The trick is add a [JobProducerType] annotation that points towards the "actual" job struct. Something like this:

[JobProducerType(typeof(ICustomJobExtensions.JobStruct<>))]
public interface ICustomJob
{
    public void Execute();
}

public static class ICustomJobExtensions
{
    internal struct JobStruct<T>
        where T : struct, ICustomJob
    {
        public static void Execute(ref T data, ...) { ... }
    }
}

You then implement the rest of ICustomJobExtensions like is documented in the unity guide. It is also helpful to look at how IJob and IJobParallelFor are implemented.

Caution

If you are expecting other mod DLLs to use your custom interface you will need to make sure that your AssemblyVersion is fixed. If you have another dll that uses your interface then the burst-compiled method will contain the version that that downstream dll was compiled against, so bumping your DLL version will mean that the burst-compiled method won't be found.

As a more detailed example:

  • You have a custom job type in A.dll v1.0.0
  • Mod B uses that custom job type and builds against A.dll v1.0.0
  • You then publish A.dll v1.1.0
  • The burst compiled methods in B for that custom job type will no longer be found.
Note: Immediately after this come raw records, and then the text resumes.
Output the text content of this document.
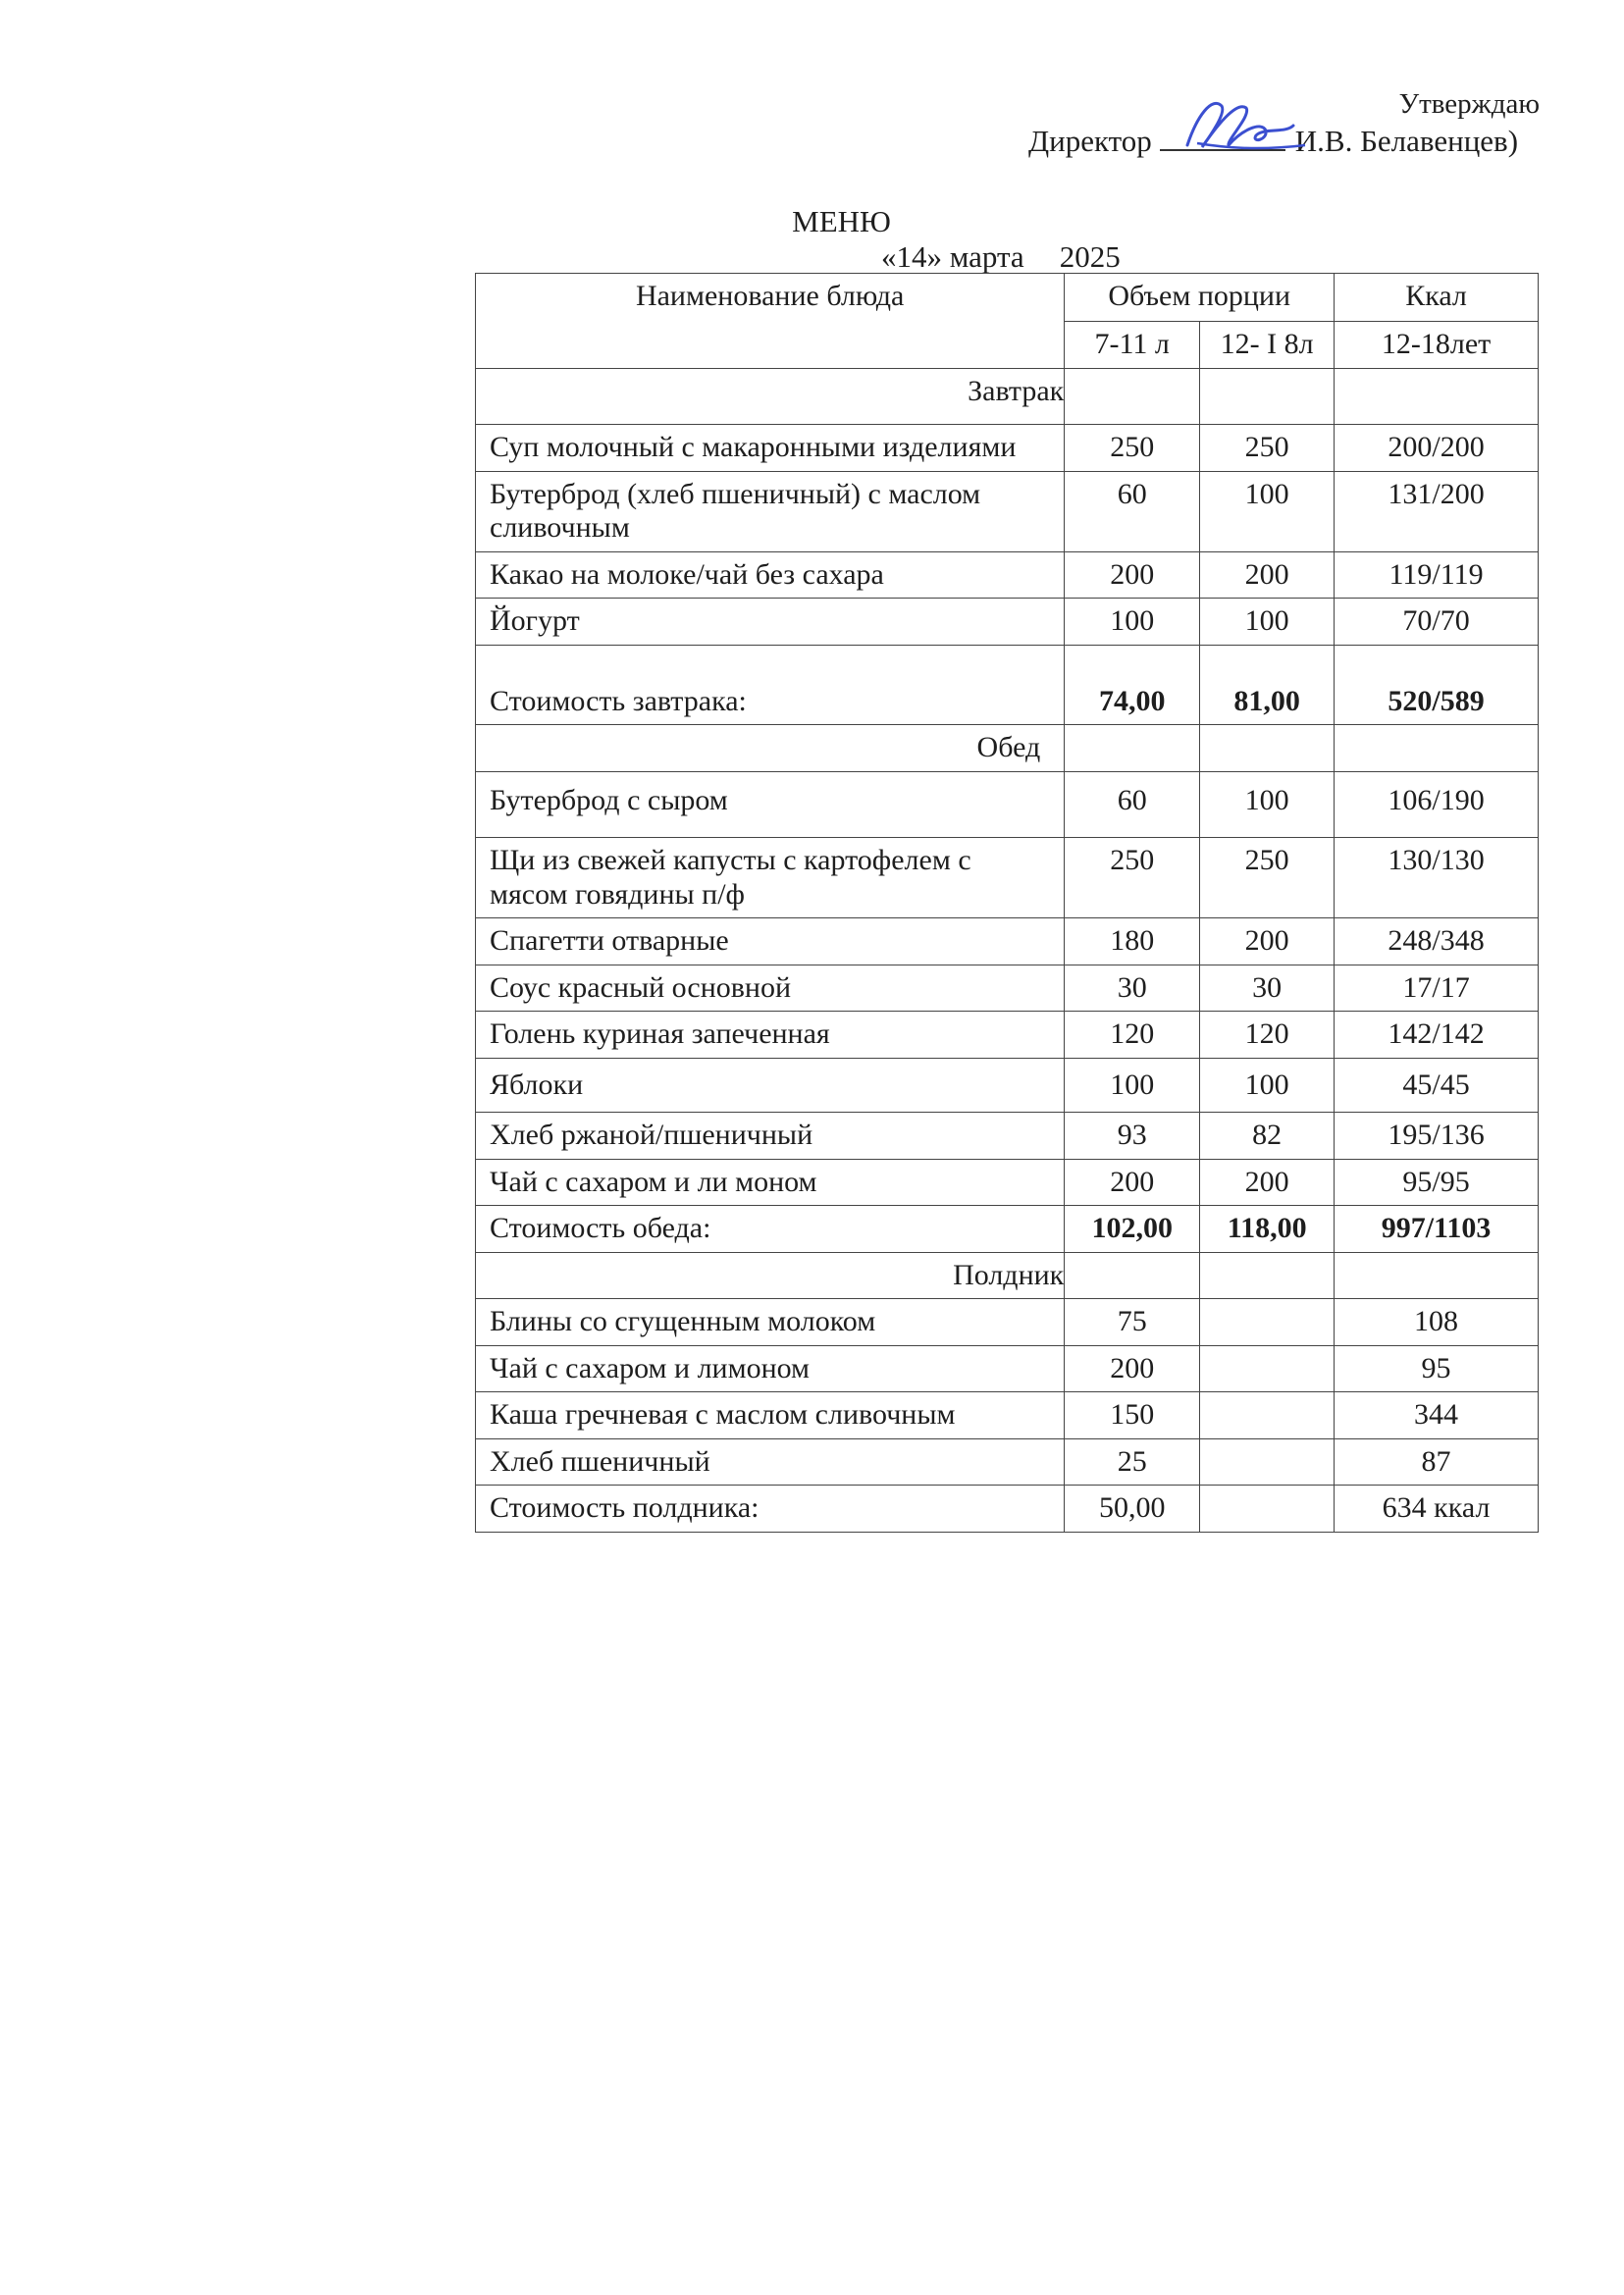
Утверждаю
Директор	И.В. Белавенцев)
МЕНЮ
«14» марта 2025
Наименование блюда	Объем порции		Ккал
	7-11 л	12- I 8л	12-18лет
Завтрак			
Суп молочный с макаронными изделиями	250	250	200/200
Бутерброд (хлеб пшеничный) с маслом сливочным	60	100	131/200
Какао на молоке/чай без сахара	200	200	119/119
Йогурт	100	100	70/70
Стоимость завтрака:	74,00	81,00	520/589
Обед			
Бутерброд с сыром	60	100	106/190
Щи из свежей капусты с картофелем с мясом говядины п/ф	250	250	130/130
Спагетти отварные	180	200	248/348
Соус красный основной	30	30	17/17
Голень куриная запеченная	120	120	142/142
Яблоки	100	100	45/45
Хлеб ржаной/пшеничный	93	82	195/136
Чай с сахаром и ли моном	200	200	95/95
Стоимость обеда:	102,00	118,00	997/1103
Полдник			
Блины со сгущенным молоком	75		108
Чай с сахаром и лимоном	200		95
Каша гречневая с маслом сливочным	150		344
Хлеб пшеничный	25		87
Стоимость полдника:	50,00		634 ккал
Creating a custom burst-compilable interface

One further trick is that the Execute method defined above doesn't actually have to be the main method for a job. The burst compiler will compile it no matter what the parameters are, so you can use this to create custom interfaces that are burst-compiled. You'll need to manually get and call the Execute method, but that is easy enough to wrap up in a nice interface. The only extra thing you need to do here is add a [BurstCompile] attribute on the Execute method so that BurstCompiler.CompileFunctionPointer doesn't throw an exception.

You can see an example of this in BurstPQS.